Sat, 01 Dec 2001

Caring can help to make a difference

David and Joyce Djaelani Gordon, Directors of Harapan Permata, Hati Kita Foundation, Bogor

This year's World AIDS Day campaign avails of the slogan, "I care ... Do you?" to create a sustained focus on the role of men in the epidemic.

What is a man's role today regarding Human Immunodeficiency Virus (HIV) and Acquired Immune Deficiency Syndrome (AIDS)? Can men make a difference with this epidemic? Do you care (or not) whether men take that role?

In early 1996, our foundation began simply because "We Care"; a slogan well understood by "addicts helping addicts" recover from drug addiction and the 12-Step Recovery Communities of Narcotics and Alcoholics Anonymous.

Back then, our direct daily involvement with addicts made us aware of what had already begun and was so evident in the "drug abuse and addicted circles throughout the greater Jakarta area".

Reflecting over the last decade, it is nearly impossible to speak about the range of complexities and problems facing teenagers and young people, rocketing drug use and abuse, drug addiction and addicts, high-risk groups and communities, without also directly including HIV/AIDS as a major issue of contention.

Yet, that is precisely what happened! For the most part drug abusers and addicts -- in relation to HIV/AIDS -- were overlooked, passed by, shoved to the side with contempt and discarded, or considered abandoned people.

Starting in the early 1990s, drug addiction and HIV/AIDS have both raced nearly unconstrained to become full-blown-crisis-and- wildfire situations. There are predictably over four million drug addicts throughout the nation.

What is confirmed, from Sabang to Merauke, is that HIV/AIDS and Hepatitis C are both now raging, still without restraint, within this ultra-high-risk community. The numbers of drug abusers and addicts now infected with HIV/AIDS (and Hepatitis C) are growing rapidly.

The number of drug addicts infected with HIV/AIDS in the Greater Jakarta increases daily by the thousand, and is estimated now at being over the 20,000 mark.

Since the foundation's opening in 1999, more than two hundred addicts have entered into the drug recovery program. Thirty-two of them have tested positive for HIV/AIDS while 160 have tested positive for Hepatitis C.

We have to look into the young men and women's eyes and tell them "You have tested positive for HIV/AIDS".

This is the moment when time stops. None of us breathes, their eyes glaze over and their world changes drastically forever in just one second.

After the tragic moment, we wait a day or two to enable our community and others with HIV to encourage and provide them with information and the truth. Calling their parents is the next step and we will ask for a private meeting along with the youths to convey the truth.

These meetings often take several hours as everything must be shared, questions asked and answered and emotions eased. It has always been very emotional for everyone.

After several months, the youths begin to adjust to their new kind of life. A life that blends recovery from drug addiction and learning to live with HIV, as well as helping themselves and others. These months have always been very difficult, complicated and heartrending for both them and their families.

At the center we care, "do the day", stay with the program, stay with the process of recovery from drug addiction, with being alive and not giving in or giving up, stay with reality of HIV, and stay with what is true.

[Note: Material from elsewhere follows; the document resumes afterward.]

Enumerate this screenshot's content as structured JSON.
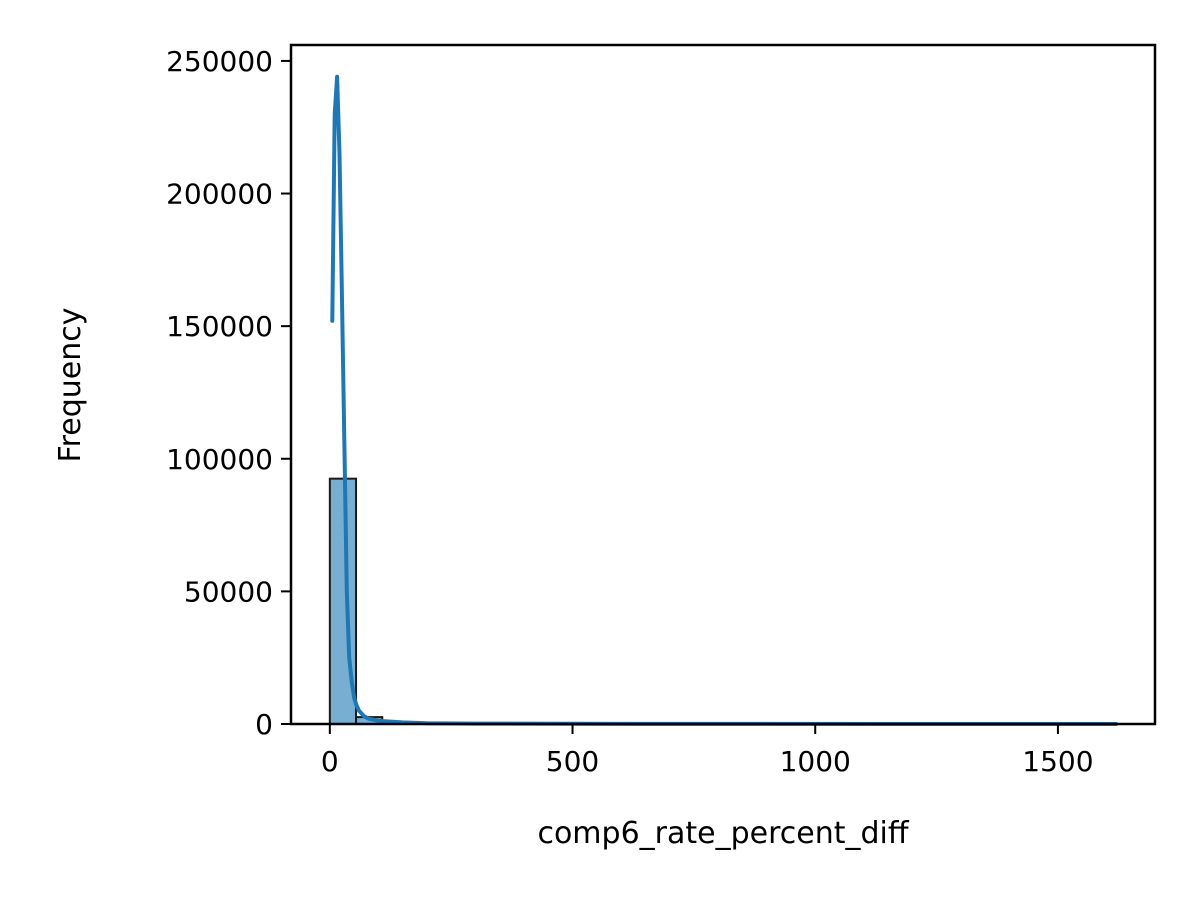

The group of drug abusers or drug addicts is becoming infected with HIV/AIDS and spreading the virus faster than any other group of people. We must also understand that none of the children, who eventually start to use drugs, want to have a life-threatening virus in their bodies. When it happens we must deal with the truth and reality.

Drug addiction and HIV/AIDS don't care about people's status, age, religion, educational background, health or welfare when they infect them.

At the foundation, we know well now that our role as men (and women) who are concerned with addiction and viruses is to stand together and face addiction and HIV/AIDS with courage, understanding and compassion, and to have the willingness to understand what these words truly mean.

Tomorrow, predictably, there will be more youngsters who try drugs, more drug abusers and more addicts. It means more will become infected with HIV/AIDS. What must we do? We will continue do what we have always done, learning to recover from drug addiction, learning to live positively with HIV/AIDS and learning how to help ourselves and others.

"Men Make a Difference: I care - Do you?" If we really care, we must show up and do the day. How about you? Will you help, in your capacity, to help slow down the spread of HIV/AIDS? Be it as a father, a man to a wife, a wife to a man, parents to children, a policymaker, a doctor, a journalist ... whoever we are. Do you care enough to help make a difference?